Alors Romain ! Tu ne te sens pas trop seul là en-bas !?“. Aucun des autres employés qu’il côtoie ne voudrait être à sa place, Romain en est parfaitement conscient et il leur répond en souriant. Ce ne sont pas ses collègues après tout. Il les entend rire parfois au détour d’un couloir. Il ne les envie pas. Ses huit heures de travail, Romain les utilise à bon escient. Il bosse, certes, mais il réfléchit, pense et rêve à ce qu’il fera après, dans une minute, une heure ou dans dix ans. Samuel descend le voir de temps en temps. C’est son seul ami dans la société. C’est un garçon ouvert et sympathique, c’est ce qui importe pour Romain. Ils déjeunent de temps en temps ensemble dans ce mess bruyant et trop éclairé. “Alors Romain, quoi de neuf ?“. Il répond toujours à demi-mot à cette question. Il se contente d’un soufle, d’un haussement d’épaule, et, en détournant le regard, lâche un timide “pas grand chose“. “Ouaip, moi non plus !“. Samuel lui répond du même air désolé. Tous deux sont employés dans cette énorme société, tous deux sont célibataires et tous deux savent que cette situation ne changera pas du jour au lendemain. Pourtant, Romain a bien vu ce qui se trâmait à l’étage de la réception et c’est avec un amusement non dissimulé qu’il assiste aux rencontres maladroites de Samuel et Augustine. Il est attiré et elle est amoureuse, ça crève les yeux. Romain trouve ça touchant. Un jour, ces deux là tomberont dans les bras l’un de l’autre, c’est une certitude. Ça se passera dans un ascenseur, dans un restaurant ou dans un bar, c’est inévitable. En attendant, Samuel vit, il mange, il travaille, il réfléchit, il passe le temps, tout simplement, et Romain aussi.
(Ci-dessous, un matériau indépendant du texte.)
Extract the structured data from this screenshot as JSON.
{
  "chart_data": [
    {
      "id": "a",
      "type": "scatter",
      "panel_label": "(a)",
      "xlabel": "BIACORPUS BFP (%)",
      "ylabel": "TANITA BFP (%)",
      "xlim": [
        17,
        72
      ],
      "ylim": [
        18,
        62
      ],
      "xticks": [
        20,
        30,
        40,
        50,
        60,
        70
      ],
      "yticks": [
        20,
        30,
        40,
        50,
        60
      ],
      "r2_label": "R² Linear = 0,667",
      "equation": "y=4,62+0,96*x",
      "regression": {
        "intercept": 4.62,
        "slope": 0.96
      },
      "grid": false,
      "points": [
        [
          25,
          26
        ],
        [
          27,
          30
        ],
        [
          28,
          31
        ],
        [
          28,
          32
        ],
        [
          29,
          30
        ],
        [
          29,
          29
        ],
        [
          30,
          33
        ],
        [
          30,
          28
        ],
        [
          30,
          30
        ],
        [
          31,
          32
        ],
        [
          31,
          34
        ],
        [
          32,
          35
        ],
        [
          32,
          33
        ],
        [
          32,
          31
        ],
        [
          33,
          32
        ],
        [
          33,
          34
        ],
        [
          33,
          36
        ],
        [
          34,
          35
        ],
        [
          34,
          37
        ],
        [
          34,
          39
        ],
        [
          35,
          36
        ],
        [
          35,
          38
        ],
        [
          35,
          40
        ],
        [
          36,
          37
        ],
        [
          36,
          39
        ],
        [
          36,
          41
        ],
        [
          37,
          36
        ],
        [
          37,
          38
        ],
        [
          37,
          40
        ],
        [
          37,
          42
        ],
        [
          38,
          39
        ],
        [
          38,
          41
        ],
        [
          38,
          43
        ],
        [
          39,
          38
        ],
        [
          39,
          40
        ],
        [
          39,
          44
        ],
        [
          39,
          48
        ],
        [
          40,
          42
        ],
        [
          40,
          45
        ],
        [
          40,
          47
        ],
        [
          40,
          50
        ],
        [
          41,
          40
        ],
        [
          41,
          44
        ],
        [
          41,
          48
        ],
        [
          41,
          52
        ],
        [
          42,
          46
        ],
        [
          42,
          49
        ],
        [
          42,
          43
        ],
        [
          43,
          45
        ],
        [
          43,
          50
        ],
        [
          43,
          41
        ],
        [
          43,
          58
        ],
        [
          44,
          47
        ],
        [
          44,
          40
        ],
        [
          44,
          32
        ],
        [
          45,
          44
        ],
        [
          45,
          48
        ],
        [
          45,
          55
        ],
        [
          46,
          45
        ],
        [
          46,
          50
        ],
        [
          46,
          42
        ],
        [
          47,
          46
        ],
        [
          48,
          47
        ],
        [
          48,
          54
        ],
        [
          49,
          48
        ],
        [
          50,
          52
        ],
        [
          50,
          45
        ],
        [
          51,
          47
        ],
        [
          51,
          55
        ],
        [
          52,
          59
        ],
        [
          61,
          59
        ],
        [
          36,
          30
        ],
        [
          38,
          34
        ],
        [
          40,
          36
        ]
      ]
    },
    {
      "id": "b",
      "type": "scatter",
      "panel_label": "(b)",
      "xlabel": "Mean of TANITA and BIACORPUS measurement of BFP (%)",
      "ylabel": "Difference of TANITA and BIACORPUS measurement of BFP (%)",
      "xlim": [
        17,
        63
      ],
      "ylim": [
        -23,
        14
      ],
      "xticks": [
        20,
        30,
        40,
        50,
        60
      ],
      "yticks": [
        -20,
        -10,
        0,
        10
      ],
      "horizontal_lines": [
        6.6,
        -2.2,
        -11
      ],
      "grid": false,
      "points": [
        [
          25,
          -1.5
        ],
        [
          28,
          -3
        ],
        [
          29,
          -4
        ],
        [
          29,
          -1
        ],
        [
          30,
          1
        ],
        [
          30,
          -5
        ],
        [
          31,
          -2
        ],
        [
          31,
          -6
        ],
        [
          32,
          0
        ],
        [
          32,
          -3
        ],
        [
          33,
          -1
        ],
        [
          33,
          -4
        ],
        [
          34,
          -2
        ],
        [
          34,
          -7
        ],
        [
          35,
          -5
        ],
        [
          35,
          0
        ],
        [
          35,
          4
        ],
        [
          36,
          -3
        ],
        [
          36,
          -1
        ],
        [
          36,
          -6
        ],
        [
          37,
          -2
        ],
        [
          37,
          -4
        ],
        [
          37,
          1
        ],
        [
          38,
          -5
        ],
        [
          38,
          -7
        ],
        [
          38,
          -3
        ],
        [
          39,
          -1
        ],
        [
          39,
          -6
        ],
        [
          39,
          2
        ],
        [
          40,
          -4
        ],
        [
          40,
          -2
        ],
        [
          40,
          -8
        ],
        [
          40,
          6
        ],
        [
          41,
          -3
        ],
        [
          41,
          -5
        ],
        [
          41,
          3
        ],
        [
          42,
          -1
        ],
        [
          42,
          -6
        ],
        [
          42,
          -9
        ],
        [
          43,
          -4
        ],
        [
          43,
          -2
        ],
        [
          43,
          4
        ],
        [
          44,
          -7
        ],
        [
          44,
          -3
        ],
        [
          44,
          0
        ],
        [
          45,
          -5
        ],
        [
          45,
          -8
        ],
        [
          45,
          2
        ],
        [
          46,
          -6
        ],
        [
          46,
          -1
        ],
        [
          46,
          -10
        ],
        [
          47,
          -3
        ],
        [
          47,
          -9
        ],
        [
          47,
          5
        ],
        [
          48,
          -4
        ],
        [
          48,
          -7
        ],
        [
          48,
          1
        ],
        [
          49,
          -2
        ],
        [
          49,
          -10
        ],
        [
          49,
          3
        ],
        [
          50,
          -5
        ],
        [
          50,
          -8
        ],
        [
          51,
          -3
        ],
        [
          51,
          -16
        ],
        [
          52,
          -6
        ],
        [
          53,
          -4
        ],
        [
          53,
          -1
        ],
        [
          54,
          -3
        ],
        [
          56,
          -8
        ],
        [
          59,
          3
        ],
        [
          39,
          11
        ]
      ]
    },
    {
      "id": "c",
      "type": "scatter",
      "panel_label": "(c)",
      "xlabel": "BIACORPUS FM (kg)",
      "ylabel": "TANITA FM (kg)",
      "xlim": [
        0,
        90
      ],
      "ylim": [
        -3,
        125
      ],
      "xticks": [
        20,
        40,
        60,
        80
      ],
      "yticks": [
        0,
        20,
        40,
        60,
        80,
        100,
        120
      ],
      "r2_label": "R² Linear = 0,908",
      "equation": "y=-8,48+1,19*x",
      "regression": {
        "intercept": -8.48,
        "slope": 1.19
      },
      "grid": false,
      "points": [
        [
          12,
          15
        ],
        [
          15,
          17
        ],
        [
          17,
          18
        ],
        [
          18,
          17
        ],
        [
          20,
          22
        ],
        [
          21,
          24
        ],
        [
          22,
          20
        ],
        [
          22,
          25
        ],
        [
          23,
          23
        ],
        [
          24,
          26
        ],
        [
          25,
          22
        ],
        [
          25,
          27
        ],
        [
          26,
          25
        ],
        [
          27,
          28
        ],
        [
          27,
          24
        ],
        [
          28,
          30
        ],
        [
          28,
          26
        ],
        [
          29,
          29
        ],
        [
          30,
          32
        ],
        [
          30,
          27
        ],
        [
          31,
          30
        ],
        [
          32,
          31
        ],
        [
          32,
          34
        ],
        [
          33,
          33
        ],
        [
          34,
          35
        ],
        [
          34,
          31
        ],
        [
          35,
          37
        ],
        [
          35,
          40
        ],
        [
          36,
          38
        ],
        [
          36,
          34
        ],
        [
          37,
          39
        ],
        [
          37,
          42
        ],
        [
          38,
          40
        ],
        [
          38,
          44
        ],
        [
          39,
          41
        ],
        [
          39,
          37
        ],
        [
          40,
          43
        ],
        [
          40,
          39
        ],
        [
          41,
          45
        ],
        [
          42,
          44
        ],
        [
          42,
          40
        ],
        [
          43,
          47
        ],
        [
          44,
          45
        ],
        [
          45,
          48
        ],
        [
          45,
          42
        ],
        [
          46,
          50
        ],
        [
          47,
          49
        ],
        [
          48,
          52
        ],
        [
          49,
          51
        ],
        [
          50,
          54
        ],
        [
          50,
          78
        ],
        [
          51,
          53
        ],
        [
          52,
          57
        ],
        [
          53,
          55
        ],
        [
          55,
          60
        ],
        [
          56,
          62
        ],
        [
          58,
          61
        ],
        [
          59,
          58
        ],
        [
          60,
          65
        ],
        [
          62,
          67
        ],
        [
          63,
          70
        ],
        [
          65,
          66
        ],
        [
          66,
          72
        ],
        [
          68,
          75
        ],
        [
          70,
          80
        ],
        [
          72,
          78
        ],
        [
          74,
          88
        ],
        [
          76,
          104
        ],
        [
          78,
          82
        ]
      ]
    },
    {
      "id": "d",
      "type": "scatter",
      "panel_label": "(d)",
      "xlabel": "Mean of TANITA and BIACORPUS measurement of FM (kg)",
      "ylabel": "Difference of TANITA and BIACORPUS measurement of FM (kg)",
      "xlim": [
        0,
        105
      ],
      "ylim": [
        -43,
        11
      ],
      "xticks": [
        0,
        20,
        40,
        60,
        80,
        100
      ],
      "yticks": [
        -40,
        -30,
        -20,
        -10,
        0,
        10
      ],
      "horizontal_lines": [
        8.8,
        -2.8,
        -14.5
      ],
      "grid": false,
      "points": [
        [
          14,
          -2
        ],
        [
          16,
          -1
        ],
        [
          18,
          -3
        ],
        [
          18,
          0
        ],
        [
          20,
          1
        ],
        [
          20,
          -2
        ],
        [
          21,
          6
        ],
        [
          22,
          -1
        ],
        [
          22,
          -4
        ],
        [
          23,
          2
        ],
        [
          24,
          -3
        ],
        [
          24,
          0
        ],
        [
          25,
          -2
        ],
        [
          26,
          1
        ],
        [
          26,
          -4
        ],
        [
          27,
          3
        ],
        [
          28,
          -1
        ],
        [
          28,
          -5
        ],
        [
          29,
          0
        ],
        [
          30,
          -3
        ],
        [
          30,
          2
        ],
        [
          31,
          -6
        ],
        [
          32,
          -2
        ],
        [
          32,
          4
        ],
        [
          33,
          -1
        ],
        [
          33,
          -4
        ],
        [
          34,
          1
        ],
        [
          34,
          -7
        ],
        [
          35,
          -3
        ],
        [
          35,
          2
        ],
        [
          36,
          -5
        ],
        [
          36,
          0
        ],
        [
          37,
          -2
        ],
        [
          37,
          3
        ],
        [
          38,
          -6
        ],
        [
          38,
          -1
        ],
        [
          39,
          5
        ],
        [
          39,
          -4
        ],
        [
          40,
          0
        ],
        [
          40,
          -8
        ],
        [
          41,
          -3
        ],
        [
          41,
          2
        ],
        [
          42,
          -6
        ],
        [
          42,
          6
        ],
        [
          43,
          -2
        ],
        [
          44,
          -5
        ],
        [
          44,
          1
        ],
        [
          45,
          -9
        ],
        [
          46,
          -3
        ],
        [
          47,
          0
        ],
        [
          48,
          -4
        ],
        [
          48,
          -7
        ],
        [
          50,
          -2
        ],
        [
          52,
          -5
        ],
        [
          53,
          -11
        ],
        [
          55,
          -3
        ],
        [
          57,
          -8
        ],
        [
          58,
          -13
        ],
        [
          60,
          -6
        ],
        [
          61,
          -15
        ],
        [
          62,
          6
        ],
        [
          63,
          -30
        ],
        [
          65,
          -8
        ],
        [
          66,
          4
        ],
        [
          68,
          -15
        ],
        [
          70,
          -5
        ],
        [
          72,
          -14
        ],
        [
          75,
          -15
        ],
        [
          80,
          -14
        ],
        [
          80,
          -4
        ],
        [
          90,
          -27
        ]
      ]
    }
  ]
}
En attendant…“. C’était un peu ça la philosophie de Romain. Avant qu’on ne lui apporte le somptueux et l’inattendu, avant qu’il ne trouve quelque chose ou quelqu’un pour lui, il se délectait déjà de l’attendre et, de cette sage patience naissait l’espoir. Fière de cette manière de vivre, il retournait de temps en temps voir son “maître” qui le lui avait inspirée, le réverbère de l’avenue du parc. Un soir d’hiver, Romain alla s’asseoir aux côtés de son ami de bronze, à l’arrêt du bus cent quatre-vingt un. Ce jour-là, il n’était pas le seul à en attendre quelque chose. Un homme d’une trentaine d’années tournait autour de la lampe. Il inspectait scrupuleusement l’objet en grattant de temps en temps l’une ou l’autre vis rouillées. Il avait déposé par terre quelques livres et un classeur sur lequel était inscrit le nom de “Guillaume L.”. Romain fut intrigué. Si l’homme semblait inspecter si sérieusement le réverbère, peut-être avait-il, lui aussi, été confronté à un phénomène inexplicable. Il le regarda encore quelques minutes et décida ensuite de lui adresser la parole. “Excusez-moi Monsieur, puis-je vous aider ? Que cherchez-vous ?“. L’homme, dérangé dans sa méticuleuse recherche, leva violemment les yeux vers Romain. “Pardon ? Heu… rien, je ne cherche rien…“. Il se redressa précipitamment, s’essuya les mains sur le pantalon, ramassa ses bouquins et le dossier qui traînaient à ses pieds. Romain s’excusa à nouveau et continua. “Ha, heu… c’est juste que… je pensais que vous aussi aviez remarqué que ce réverbère était un peu… particulier“. Il avait à peine terminé sa phrase que l’homme s’avança vers lui et lui agrippa le bras. “Vous aussi ? … Vous aussi vous l’avez rencontré ?“. Romain se dégagea et fit quelques pas en arrière. “Mais enfin, qui aurais-je du rencontrer ? De qui parlez-vous ?“. Au moment où il termina cette question, ils remarquèrent la présence d’un troisième homme qui se tenait à quelques mètres d’eux. Le visage de l’autre se décomposa. Il relâcha son classeur et ses livres, tourna le tête, et, dans un petit ricanement, pointa le nouveau venu du doigt en disant à Romain : “C’est lui ? … C’est lui que vous attendez n’est-ce pas ? … L’allumeur de réverbère…“.